Like remembering a name you were just told (or forgetting it instantly, depending on the current version of the human model I’m running).

In model terms: a fast loop that can adapt in real time without doing a full retrain or destabilizing everything else.

Outer loop = long-term consolidation (slow gear)

This is the “sleep on it” mode:

integrate over time,
stabilize what matters,
merge it into durable capability.

In model terms: a slower loop that decides what the system should actually keep, and how it should be integrated into the core.

Why this matters

Previous generations of updates often forced a painful trade-off:

You teach the model something new…
…and risk overwriting something old.

Nested Learning separates these processes:

the fast gear grabs new info and makes it usable now,
the slow gear consolidates it safely later.

If this works at scale, it’s a path toward models that don’t just retrieve knowledge – they accumulate it, refine it, and improve through use.

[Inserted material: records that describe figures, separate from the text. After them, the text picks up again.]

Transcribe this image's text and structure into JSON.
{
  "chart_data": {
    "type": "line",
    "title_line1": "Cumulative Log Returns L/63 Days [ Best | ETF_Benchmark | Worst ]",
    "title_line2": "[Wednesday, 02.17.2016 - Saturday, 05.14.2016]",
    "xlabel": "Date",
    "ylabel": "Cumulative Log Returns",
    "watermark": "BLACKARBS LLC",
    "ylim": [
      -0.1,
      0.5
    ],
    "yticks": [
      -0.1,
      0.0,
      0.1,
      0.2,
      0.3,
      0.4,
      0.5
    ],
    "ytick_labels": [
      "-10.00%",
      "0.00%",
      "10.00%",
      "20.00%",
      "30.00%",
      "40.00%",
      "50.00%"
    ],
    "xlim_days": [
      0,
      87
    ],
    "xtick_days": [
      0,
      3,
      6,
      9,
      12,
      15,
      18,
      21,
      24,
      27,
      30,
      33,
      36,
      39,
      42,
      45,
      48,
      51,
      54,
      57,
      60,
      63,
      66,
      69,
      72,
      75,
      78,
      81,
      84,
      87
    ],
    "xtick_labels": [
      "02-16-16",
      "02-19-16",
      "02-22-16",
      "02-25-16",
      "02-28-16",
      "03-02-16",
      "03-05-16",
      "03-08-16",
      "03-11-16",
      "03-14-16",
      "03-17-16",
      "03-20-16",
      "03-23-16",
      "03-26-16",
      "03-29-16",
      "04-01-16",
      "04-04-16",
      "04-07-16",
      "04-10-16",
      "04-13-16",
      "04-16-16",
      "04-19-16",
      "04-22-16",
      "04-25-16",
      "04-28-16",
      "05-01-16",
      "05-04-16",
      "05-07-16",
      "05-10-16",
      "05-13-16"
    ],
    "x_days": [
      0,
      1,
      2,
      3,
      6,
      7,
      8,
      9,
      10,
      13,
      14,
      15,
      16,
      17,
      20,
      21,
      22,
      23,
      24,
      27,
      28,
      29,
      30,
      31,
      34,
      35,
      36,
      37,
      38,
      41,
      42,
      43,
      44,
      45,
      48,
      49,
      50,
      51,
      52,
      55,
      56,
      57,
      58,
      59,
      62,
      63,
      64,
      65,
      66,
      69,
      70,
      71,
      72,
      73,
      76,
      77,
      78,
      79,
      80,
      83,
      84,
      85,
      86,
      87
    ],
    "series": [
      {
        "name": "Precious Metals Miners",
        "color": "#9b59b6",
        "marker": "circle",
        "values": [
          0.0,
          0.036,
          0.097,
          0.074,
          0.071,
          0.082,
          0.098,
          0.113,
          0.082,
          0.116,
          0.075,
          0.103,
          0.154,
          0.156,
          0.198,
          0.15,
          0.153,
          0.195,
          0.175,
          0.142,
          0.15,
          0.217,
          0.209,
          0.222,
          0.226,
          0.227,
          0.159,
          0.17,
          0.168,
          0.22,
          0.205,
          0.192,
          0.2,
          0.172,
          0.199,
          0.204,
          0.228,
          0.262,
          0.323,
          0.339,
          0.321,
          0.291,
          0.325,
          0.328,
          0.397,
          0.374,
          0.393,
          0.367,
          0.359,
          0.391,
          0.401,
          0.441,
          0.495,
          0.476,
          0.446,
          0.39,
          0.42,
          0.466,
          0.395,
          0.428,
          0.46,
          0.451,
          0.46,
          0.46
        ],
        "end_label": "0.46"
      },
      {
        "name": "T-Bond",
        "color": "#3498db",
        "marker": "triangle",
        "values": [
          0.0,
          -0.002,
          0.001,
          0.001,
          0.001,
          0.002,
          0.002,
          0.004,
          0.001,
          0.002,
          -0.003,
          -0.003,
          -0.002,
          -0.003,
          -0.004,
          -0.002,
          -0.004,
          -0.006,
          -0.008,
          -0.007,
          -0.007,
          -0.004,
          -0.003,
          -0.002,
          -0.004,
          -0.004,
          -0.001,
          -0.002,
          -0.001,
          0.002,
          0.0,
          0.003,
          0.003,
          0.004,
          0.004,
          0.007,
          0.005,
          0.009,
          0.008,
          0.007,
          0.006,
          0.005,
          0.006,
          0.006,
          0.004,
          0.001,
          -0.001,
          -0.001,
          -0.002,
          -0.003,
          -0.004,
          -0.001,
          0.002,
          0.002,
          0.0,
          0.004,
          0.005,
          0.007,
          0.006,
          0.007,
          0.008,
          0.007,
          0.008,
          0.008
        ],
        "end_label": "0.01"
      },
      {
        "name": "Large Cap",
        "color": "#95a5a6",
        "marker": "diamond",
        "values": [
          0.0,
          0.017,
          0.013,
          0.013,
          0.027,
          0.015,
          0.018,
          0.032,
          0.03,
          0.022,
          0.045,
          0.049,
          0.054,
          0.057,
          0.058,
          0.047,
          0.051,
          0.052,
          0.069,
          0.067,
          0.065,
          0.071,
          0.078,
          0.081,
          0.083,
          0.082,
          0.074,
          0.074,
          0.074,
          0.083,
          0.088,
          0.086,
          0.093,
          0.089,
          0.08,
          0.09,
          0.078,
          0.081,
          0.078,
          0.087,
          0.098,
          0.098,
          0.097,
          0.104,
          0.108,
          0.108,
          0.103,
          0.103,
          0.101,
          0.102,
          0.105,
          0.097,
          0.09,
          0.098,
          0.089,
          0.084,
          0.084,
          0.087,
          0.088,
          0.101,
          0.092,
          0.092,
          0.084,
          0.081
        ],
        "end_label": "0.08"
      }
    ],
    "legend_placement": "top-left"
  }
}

And once you connect that back to:

DeepMind hiring Windsurf leadership + licensing Windsurf tech,
shipping Gemini 3 as their flagship multimodal model,
and releasing Antigravity as an agentic coding platform,

…it becomes pretty obvious:

They’re not just building a better assistant. They’re building the learning loop for agents.

Conclusion: The BOOM Moment

This is a massive moment. Honestly, it feels as impactful as the original discovery of Transformers -the foundation of the entire AI revolution and every modern Large Language Model.

We are moving away from static machines and toward something that actually evolves.

I mean my heart’s beating, my heart’s beating. My hands are shakin’, my hands are shakin’ but I’m still going because it’s actually happening. It’s remembering. BOOM. Continuous context. BOOM. Learning. We are officially in a new era.